East Anglia abarca los condados de Norfolk y Sulfolk, región idílica, agrícola, cuna de la princesa Diana y de un relieve físico monótono que es, paradójicamente, parte de su encanto. También otro escritor de fuste, graduado de y profesor en ese centro docente, W. G. Sebald, sucumbió al encanto de esa geografía simpar que incorpora con energía lírica a Los anillos de Saturno. Llanuras cubiertas de verde, brisas frías que silban desde el Mar del Norte, acantilados impresionantes, playas de arenales inmensos contiguos a Cromer, paisaje bucólico en el que se entreteje en la novela lo que de kafkiano tiene Ishiguro, tal como se le atribuye en las motivaciones para el premio.

Durante ese viaje, se alimenta la falsedad de que el amor verdadero puede retardar la cosecha de órganos, o sea, la muerte, codificada en la novela bajo el verbo “completar”. Efectivamente, el arte y el amor, como confirmación de humanidad, no sirven para alterar el futuro predeterminado de los clones, diseñados para sufrir mutilaciones horribles y largas convalecencias hasta que “completen”.

Nuevamente este año el Premio Nobel de Literatura recayó en el mundo sajón, lo que reafirma el inglés como lingua franca y también, por qué no, la creatividad de quienes se sirven de ese idioma para enriquecer las letras universales.

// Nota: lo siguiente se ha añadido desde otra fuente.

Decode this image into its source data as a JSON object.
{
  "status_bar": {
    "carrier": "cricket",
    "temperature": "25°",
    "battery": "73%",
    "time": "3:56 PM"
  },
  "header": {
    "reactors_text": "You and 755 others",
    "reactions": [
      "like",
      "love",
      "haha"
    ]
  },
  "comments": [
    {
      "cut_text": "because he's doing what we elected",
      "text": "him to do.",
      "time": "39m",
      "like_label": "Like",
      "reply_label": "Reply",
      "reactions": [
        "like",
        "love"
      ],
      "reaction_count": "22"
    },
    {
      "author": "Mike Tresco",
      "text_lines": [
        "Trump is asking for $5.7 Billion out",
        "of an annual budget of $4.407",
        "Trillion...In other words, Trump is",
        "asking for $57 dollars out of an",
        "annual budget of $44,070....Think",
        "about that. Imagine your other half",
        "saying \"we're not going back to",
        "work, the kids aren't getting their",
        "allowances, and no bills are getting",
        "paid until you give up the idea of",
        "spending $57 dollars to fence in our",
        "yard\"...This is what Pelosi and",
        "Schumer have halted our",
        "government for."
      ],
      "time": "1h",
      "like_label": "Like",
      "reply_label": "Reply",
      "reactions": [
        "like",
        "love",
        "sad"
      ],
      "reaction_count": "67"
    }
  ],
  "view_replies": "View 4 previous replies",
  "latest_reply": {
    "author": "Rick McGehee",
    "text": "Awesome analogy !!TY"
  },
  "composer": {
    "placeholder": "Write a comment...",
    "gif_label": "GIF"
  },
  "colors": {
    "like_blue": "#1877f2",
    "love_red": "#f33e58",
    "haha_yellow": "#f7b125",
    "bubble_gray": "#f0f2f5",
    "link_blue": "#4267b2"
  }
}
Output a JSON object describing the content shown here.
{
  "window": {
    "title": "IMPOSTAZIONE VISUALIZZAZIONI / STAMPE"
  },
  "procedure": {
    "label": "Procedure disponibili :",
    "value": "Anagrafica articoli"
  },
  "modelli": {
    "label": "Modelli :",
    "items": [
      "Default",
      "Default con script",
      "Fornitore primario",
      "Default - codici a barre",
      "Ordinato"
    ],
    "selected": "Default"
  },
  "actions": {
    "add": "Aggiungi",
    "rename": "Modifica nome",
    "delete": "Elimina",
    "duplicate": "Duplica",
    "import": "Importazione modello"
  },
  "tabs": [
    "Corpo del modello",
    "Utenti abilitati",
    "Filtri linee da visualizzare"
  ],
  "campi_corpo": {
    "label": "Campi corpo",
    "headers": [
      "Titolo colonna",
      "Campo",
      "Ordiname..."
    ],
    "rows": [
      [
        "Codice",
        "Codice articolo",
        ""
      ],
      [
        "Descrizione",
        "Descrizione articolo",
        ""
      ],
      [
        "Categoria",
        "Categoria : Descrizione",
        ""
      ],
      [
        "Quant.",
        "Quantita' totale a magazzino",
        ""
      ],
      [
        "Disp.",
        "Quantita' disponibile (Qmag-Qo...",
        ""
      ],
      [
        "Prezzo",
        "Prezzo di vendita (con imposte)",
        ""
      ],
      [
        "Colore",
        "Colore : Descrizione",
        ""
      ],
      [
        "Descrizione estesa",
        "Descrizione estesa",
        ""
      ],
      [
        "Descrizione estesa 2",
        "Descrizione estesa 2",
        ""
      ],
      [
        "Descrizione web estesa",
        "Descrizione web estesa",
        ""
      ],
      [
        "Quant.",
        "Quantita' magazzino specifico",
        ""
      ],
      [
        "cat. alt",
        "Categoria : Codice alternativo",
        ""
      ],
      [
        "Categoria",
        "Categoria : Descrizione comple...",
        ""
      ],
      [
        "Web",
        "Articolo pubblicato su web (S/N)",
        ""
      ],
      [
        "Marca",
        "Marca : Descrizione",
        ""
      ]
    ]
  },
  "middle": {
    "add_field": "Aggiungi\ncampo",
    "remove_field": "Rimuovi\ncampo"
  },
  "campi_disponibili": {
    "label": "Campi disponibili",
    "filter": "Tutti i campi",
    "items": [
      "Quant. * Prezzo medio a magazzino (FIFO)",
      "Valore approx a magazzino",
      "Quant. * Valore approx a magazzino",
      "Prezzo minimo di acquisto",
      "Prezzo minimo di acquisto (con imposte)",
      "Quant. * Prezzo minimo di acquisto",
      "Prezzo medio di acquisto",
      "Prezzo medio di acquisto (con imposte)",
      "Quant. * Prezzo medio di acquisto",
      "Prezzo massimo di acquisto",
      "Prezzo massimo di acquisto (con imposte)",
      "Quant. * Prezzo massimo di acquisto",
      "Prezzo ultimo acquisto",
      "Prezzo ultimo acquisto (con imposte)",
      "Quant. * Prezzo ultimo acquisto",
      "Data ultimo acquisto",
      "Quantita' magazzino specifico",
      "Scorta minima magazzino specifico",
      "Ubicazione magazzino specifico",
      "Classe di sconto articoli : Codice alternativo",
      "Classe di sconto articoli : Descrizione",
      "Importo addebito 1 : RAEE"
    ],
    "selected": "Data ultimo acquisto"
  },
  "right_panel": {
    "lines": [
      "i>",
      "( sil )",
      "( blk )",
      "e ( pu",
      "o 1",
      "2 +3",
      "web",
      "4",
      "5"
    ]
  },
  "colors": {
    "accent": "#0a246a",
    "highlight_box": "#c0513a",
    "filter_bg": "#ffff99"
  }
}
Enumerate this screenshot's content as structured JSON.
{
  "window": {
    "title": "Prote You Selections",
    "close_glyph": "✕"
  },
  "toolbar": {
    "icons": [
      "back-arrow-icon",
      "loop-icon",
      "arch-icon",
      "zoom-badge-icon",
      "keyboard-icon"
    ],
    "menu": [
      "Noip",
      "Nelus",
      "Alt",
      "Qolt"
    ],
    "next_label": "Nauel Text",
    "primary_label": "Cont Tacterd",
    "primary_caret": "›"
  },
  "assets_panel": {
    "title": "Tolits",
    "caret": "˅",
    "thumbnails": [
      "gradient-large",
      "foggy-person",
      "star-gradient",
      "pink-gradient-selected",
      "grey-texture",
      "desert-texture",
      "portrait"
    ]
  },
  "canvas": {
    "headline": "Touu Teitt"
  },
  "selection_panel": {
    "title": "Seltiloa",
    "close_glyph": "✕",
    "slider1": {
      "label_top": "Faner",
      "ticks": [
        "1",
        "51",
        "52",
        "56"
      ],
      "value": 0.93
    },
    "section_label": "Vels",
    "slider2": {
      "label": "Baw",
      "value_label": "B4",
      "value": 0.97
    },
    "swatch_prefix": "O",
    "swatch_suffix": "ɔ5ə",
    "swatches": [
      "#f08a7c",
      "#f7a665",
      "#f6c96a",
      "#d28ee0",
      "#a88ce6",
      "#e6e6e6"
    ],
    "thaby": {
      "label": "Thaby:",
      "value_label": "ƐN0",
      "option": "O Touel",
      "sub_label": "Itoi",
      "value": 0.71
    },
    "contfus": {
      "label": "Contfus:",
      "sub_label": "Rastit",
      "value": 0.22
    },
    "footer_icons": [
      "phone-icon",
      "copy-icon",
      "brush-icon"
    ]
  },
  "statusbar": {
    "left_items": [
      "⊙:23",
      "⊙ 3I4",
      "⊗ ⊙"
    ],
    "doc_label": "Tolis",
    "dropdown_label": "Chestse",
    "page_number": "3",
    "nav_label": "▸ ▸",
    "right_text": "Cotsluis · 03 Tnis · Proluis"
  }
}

Ishiguro toca la guitarra y pertenece a la legión de fanáticos que su antecesor en la cima del parnaso literario, Bob Dylan, ha conseguido a lo largo de su dilatada carrera artística.

Genuinamente sorprendido por el galardón, Ishiguro pensó que se trataba de una broma cuando le comunicaron la noticia. Con razón, son los tiempos de la posverdad y los “fake news”. Yo, por lo pronto, volveré una vez más a No me abandones, huésped permanente en mi pequeña filmoteca digital. Y a escuchar la versión de la jazzista Stacey Kent de Never Let me Go. Por algo Ishiguro le ha escrito canciones, con lo que demuestra que su genio intelectual va más allá de filosofar sobre la mortalidad y su significado.